Why is the Maclaurin series for $\cos(x^2)$ simply the Maclaurin series for $\cos(x)$ with $x^2$ substituted for $x$?

Question

So I'm trying to understand why we can use expansions of Maclaurin series in this form.

If I try to convert the following into a Maclaurin Series $$f(x) = x^3 \cos(x^2)$$ Using the following: $$\cos(x) = \sum_{n=0}^{\infty} \frac{(-1)^n x^{2n}}{(2n)!}$$ I get $$x^3 \cos(x^2) = \sum_{n=0}^{\infty} \frac{(-1)^n x^{4n+3}}{(2n)!}$$

Why can we plug in $(x^2)$ in in the place of $\cos(x)$? Isn't there a chain rule to consider, since the Maclaurin/Taylor Series have something to do with derivatives?

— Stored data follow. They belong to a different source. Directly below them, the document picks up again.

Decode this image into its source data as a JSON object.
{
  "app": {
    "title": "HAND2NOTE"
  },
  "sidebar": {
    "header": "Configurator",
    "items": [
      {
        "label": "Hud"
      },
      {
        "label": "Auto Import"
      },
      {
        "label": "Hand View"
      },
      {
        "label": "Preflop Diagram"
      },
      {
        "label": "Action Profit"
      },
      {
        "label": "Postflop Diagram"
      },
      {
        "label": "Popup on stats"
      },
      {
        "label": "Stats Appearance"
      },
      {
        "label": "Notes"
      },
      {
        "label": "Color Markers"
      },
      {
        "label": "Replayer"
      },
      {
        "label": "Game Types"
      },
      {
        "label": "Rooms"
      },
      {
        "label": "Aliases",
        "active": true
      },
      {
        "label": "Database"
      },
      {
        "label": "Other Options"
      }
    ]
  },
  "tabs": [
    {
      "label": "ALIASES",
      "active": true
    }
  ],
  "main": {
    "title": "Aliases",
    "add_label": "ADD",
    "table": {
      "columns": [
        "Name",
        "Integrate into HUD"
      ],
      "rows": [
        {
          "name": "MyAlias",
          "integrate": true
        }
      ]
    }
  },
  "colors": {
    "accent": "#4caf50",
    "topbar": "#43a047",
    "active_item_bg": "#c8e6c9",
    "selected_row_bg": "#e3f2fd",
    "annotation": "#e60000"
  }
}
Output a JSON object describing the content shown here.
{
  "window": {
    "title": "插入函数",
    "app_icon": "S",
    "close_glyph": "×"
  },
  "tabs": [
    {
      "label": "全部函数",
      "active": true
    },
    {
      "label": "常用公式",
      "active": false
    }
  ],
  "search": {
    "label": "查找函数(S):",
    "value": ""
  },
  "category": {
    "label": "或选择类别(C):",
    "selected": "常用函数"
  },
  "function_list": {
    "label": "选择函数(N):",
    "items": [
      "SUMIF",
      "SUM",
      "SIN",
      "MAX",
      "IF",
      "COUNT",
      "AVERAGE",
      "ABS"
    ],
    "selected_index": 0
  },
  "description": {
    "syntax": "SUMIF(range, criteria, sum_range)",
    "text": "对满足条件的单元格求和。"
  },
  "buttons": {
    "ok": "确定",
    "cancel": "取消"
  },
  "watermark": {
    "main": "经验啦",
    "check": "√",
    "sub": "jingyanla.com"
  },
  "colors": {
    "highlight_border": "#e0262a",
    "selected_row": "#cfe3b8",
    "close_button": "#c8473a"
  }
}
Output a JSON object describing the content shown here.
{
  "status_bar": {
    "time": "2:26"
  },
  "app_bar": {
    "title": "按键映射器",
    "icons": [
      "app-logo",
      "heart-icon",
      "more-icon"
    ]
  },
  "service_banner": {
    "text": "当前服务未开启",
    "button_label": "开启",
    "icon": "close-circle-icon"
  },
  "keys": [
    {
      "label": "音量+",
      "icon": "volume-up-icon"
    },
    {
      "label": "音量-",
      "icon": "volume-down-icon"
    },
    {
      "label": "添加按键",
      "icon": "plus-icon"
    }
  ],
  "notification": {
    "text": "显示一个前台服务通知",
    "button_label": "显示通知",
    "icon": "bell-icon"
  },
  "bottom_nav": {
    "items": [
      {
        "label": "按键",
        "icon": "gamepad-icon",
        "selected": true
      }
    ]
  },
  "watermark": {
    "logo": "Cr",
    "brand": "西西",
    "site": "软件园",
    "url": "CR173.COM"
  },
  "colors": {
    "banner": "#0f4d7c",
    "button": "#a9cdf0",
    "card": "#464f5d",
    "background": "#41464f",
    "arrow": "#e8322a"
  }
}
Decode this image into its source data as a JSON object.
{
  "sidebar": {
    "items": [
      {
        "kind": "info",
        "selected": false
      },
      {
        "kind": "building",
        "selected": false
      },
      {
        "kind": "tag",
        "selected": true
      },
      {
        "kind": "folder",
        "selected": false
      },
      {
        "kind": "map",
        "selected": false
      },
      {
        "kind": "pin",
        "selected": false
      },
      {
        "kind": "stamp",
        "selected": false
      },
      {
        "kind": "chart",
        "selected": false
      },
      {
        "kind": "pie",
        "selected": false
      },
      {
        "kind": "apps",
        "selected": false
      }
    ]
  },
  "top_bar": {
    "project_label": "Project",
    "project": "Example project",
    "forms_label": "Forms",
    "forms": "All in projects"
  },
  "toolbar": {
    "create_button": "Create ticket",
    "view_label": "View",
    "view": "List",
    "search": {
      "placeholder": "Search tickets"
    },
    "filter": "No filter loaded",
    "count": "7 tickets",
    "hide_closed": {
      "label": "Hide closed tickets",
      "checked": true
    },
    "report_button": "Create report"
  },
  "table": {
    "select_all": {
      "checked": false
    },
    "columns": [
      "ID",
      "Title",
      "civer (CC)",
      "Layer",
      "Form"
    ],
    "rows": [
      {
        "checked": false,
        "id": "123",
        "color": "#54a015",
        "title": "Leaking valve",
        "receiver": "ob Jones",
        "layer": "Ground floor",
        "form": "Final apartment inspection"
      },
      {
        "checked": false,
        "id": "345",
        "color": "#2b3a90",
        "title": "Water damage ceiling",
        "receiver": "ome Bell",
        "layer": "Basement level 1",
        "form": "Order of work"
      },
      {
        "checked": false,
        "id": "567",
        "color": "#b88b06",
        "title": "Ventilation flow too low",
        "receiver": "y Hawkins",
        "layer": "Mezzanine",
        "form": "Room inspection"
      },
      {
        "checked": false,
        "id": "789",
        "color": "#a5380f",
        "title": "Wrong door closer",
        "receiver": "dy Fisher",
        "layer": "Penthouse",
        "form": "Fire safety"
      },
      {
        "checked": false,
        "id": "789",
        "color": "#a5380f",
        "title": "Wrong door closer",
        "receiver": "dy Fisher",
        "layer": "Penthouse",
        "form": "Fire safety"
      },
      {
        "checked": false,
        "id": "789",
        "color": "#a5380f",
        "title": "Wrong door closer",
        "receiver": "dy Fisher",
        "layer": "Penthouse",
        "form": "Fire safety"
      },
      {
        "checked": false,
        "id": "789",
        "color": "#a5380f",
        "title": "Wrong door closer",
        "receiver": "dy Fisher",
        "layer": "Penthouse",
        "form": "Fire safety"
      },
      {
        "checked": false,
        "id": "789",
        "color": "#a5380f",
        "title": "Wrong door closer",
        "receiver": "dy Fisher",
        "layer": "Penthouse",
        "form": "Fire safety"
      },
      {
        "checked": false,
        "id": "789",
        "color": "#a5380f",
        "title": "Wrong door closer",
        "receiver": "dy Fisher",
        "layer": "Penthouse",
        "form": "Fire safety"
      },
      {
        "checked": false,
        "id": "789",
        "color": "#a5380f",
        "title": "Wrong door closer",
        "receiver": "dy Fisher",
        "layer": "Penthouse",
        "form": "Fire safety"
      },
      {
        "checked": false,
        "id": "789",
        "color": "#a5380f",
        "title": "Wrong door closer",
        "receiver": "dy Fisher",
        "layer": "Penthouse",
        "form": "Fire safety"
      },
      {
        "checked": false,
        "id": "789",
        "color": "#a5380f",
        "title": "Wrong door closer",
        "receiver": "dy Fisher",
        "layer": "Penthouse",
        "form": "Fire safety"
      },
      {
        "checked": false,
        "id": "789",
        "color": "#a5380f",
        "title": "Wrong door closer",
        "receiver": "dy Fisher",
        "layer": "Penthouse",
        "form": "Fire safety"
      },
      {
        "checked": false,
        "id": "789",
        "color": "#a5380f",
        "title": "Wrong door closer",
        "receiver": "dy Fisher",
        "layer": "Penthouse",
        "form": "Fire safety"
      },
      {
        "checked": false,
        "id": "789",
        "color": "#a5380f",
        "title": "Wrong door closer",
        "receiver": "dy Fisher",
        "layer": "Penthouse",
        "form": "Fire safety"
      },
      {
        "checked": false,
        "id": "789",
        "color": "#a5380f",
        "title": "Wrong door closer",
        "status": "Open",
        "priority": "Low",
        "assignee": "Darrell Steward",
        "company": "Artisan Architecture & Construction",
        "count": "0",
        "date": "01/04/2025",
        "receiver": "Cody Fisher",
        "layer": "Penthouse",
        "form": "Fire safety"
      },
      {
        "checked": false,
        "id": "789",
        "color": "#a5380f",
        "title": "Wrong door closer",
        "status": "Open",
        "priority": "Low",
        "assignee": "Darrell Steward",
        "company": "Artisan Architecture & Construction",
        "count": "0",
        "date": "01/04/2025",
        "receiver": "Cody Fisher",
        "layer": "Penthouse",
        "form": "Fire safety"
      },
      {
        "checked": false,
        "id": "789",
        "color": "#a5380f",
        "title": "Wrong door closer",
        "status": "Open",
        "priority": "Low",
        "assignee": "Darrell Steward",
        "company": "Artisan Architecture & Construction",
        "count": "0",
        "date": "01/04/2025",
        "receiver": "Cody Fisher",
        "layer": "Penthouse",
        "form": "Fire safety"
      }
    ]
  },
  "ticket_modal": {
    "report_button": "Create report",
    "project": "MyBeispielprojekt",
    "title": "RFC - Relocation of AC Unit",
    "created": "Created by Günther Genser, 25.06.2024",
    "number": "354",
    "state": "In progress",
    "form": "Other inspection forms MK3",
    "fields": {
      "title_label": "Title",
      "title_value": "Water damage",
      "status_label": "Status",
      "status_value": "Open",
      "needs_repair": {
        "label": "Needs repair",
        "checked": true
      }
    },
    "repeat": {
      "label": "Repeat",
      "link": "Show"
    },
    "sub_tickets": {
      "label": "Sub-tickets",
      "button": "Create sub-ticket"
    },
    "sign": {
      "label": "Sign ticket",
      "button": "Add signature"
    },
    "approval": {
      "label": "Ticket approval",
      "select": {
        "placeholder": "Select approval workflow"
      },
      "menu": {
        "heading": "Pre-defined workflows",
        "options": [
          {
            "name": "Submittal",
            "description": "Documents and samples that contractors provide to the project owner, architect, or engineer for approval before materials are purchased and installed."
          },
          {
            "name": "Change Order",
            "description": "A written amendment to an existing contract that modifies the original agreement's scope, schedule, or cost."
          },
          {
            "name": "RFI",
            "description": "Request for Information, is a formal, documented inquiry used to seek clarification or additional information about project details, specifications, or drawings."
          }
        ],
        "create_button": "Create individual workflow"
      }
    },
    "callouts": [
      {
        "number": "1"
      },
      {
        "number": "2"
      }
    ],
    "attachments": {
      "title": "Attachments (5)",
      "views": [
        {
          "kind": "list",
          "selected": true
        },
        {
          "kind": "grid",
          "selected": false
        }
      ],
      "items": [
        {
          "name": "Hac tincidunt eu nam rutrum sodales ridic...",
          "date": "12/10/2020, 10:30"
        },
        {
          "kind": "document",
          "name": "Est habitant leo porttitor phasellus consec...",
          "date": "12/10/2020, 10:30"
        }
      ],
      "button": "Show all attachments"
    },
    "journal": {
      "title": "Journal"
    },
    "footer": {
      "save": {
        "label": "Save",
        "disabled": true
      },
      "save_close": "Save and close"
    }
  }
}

Why is it that we can just plug in $x^2$ and it still works?

Answer 1

Since it is true that, for any real number $x$, you have$$\cos(x)=1-\frac{x^2}{2!}+\frac{x^4}{4!}-\cdots,$$then, in particular, if $x\in\Bbb R$, then you also have $x^2\in\Bbb R$, and therefore\begin{align}\cos(x^2)&=1-\frac{(x^2)^2}{2!}+\frac{(x^2)^4}{4!}-\cdots\\&=1-\frac{x^4}{2!}+\frac{x^8}{4!}-\cdots\end{align}And now you multiply both sides of this equality by $x^3$, in order to get that$$x^3\cos(x^2)=x^3-\frac{x^7}{2!}+\frac{x^{11}}{4!}-\cdots.$$

Answer 2

It turns out that inside their respective radii of convergence you can manipulate power series "like polynomials". That isn't too hard to prove, makes a nice exercise. In your case the power series are $x^3$ (clearly everywhere convergent) and the Maclaurin series for $\cos x$, also everywhere convergent. Thus the resulting series is everywhere convergent, and as power series are unique, is the (Maclaurin) power series of the function in question.